A Recipe for Cultural Exchange

In addition to teaching, one of the most important parts of any intern’s work at TYO is in the field of cultural diplomacy. The US State Department, which partially funds TYO international internships, calls cultural diplomacy “the linchpin of public diplomacy” and argues that it “can enhance our national security in subtle, wide-ranging, and sustainable ways.” Sometimes, cultural exchange is part of our formal work. During our classes at An-Najah University, we spend plenty of time talking about our country and our culture in the context of teaching students how to apply to jobs and schools in the U.S. Similarly, we taught lessons about Independence Day on July 4th in our Art, Drama and Music summer camp classes. Other times, the exchange happens in an informal context. For example, the other night several interns went to our Arabic teacher Hanin’s house for a quick lesson on making Maqlouba, a famous and delicious Palestinian dish.

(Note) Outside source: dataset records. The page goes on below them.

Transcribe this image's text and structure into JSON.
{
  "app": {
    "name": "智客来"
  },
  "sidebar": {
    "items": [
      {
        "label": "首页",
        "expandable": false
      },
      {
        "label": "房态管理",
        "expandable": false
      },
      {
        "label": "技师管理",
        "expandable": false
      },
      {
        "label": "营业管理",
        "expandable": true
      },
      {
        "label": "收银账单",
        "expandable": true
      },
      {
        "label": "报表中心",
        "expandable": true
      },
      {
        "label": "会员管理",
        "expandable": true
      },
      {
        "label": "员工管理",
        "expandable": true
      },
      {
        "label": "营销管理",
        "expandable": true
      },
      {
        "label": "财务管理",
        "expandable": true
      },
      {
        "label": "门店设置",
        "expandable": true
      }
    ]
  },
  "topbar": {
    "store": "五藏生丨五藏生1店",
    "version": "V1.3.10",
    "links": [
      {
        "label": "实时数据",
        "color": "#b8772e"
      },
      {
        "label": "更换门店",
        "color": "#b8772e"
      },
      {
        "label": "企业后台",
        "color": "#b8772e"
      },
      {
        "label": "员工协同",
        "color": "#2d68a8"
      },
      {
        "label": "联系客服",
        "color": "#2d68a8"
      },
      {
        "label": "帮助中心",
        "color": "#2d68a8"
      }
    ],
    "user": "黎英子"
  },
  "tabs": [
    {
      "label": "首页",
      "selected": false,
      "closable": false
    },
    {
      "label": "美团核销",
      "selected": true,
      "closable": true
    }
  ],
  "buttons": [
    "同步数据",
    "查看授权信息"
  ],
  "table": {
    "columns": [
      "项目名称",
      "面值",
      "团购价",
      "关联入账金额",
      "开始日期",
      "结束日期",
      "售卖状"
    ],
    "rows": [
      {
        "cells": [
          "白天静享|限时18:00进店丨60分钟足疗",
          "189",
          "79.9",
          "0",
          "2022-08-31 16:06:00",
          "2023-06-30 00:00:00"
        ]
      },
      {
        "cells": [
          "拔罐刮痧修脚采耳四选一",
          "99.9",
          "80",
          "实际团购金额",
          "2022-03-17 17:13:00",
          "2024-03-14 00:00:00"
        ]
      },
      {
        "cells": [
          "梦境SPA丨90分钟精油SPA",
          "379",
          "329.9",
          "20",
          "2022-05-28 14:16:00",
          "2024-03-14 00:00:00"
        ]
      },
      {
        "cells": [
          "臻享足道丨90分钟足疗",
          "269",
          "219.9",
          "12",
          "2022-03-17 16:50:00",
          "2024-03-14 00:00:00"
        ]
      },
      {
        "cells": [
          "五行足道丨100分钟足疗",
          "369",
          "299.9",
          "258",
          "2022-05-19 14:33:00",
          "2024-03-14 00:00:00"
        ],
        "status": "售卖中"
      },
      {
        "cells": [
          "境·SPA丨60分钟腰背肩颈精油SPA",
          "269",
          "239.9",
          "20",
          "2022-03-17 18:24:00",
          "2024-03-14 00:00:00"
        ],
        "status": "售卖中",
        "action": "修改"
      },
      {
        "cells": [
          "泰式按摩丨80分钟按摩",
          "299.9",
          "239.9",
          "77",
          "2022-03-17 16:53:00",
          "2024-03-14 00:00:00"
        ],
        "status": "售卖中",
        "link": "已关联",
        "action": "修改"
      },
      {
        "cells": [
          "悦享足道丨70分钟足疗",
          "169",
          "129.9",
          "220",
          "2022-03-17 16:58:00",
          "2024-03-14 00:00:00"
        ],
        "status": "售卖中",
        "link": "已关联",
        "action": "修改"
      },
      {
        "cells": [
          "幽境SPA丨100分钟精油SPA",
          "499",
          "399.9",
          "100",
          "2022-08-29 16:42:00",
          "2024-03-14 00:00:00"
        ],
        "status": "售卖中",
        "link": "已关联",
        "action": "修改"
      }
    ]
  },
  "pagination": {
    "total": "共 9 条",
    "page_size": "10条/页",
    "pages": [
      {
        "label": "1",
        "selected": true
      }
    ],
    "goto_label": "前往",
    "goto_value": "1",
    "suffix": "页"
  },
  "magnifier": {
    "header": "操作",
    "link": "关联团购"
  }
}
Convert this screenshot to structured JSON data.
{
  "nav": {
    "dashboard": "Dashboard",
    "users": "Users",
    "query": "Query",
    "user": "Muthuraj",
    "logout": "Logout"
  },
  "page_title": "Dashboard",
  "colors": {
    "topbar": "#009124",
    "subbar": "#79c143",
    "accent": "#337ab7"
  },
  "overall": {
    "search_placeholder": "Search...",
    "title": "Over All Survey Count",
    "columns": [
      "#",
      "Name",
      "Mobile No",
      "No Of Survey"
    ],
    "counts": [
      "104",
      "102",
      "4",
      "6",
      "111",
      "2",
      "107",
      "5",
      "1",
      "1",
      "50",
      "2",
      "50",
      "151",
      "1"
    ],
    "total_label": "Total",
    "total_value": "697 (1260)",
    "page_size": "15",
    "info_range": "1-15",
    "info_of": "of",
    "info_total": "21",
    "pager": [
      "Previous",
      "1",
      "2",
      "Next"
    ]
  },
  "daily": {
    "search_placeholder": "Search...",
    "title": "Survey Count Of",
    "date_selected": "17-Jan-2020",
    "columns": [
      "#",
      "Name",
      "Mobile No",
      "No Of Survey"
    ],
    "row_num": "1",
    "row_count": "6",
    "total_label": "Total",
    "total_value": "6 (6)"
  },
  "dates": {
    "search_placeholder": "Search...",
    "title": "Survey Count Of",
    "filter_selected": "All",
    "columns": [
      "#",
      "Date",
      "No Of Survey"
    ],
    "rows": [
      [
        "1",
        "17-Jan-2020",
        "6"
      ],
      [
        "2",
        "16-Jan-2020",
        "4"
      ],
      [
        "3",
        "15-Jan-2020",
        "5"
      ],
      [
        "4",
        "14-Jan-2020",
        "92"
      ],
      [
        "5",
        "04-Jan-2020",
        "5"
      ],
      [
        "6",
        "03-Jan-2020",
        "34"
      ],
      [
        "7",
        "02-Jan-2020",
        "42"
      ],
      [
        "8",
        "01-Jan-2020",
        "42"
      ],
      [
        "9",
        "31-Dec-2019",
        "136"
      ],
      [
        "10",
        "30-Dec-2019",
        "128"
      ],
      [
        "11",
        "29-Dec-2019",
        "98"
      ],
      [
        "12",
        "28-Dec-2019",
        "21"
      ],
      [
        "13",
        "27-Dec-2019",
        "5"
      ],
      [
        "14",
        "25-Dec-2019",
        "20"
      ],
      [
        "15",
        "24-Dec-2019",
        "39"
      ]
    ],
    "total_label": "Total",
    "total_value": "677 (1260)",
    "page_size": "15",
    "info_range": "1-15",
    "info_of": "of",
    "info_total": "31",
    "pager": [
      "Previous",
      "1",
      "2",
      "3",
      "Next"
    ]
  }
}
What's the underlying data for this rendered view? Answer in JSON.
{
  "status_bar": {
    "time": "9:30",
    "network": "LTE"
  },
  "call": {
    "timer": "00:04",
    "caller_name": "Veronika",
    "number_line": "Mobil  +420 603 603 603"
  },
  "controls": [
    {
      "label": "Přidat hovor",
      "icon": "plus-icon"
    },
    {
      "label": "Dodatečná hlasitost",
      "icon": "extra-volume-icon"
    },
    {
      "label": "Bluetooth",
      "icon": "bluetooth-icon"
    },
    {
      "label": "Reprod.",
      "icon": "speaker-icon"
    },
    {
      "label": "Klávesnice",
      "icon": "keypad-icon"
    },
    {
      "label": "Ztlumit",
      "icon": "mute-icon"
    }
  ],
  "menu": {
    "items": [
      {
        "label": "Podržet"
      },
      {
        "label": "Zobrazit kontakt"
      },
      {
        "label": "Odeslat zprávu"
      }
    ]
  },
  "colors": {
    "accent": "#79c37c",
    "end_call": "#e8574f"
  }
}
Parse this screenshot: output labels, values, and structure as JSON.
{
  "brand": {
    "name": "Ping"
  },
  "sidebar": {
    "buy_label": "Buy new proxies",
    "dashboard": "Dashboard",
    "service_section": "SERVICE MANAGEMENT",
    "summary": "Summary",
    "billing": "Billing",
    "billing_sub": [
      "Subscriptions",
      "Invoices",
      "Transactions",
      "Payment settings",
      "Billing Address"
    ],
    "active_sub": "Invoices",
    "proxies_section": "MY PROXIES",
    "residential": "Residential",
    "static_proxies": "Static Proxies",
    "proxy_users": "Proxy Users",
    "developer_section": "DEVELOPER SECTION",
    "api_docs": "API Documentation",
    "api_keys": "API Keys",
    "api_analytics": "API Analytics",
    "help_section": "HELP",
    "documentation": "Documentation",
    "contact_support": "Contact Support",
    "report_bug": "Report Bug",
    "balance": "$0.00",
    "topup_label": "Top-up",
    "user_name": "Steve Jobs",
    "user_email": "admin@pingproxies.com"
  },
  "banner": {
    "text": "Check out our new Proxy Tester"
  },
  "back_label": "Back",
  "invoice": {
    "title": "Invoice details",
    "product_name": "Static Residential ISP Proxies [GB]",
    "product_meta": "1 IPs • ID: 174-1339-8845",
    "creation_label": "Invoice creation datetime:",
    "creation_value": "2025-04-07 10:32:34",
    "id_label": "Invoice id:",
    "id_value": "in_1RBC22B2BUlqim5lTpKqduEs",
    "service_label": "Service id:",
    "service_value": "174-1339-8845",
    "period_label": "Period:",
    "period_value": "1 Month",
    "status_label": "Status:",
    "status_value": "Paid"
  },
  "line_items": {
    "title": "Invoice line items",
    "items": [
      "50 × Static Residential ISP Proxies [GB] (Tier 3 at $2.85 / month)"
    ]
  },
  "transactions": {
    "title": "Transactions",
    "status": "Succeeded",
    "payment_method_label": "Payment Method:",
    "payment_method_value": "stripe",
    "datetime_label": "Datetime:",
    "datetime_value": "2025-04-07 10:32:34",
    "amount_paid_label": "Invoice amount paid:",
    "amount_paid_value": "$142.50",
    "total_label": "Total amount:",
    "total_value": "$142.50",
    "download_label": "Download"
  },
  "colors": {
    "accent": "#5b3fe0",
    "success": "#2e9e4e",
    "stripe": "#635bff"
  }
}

Maqlouba literally means upside down and that is exactly what cultural diplomacy is all about. In a world plagued by stereotypes and misunderstandings, there is nothing more needed than to invert ignorance by people of different cultures engaging with one another.  Hanin not only taught us how to make our favorite Palestinian dish, but also graciously welcomed us into her home to meet her family. ”El beit beitak” (البيت ييتك) she greeted us, “This house is yours!”

We began with a cooking lesson and then all sat down to dinner. After being away from our own families for a few months, we found ourselves welcomed into Hanin’s. We joked together, ate together, drank coffee together, and then sat around after dinner just chatting. It is in these moments, stumbling over Arabic and English words, explaining how we do something in America, and asking questions about how things are done here, that we really create bridges and understanding. However, the cultural exchange does not stop here in Nablus with just these interns and this family. Eventually, we will all return home and begin speaking about our experience, the family we met, the food we ate, and the conversations we had. Likewise, Hanin’s family will go out and talk about the Americans they met and who they were. Information will spread, and as we like to say in Arabic, shway shway (slowly, slowly), stereotypes and misunderstandings will be turned upside down and change.

Hanin’s Famous Maqlouba


  • Rice
  • Chicken (or ground meat)
  • Chickpeas
  • Eggplant
  • Salt
  • Pepper
  • Saffron
  • Cardamom
  • Olive Oil
  • Raisins and Almonds (if desired)

*Note: Like many gifted chefs, Hanin does not measure anything.  Do not be scared, nothing needs to be too precise.  Over time you will learn how much of what makes your favorite Maqlouba.

  1. Bring a pot of water to a boil (enough to later cover the rice).  Boil chicken (or ground meat) until cooked through.
  2. Soak the rice for thirty minutes.
  3. Slice eggplant and fry in olive oil.
  4. Remove chicken from pot after about two hours and stock is created (if using ground meat leave in the pot).  Place chicken in oven with salt, pepper, and olive oil until browned.
  5. Add fried eggplant to pot.
  6. Add salt, pepper, cardamon, and saffron to taste.
  7. Use oven mitts, count to three, and flip!
  8. Place browned chicken and fried raisins and almonds on top.
  9. Serve up and enjoy a beautiful taste from Palestine.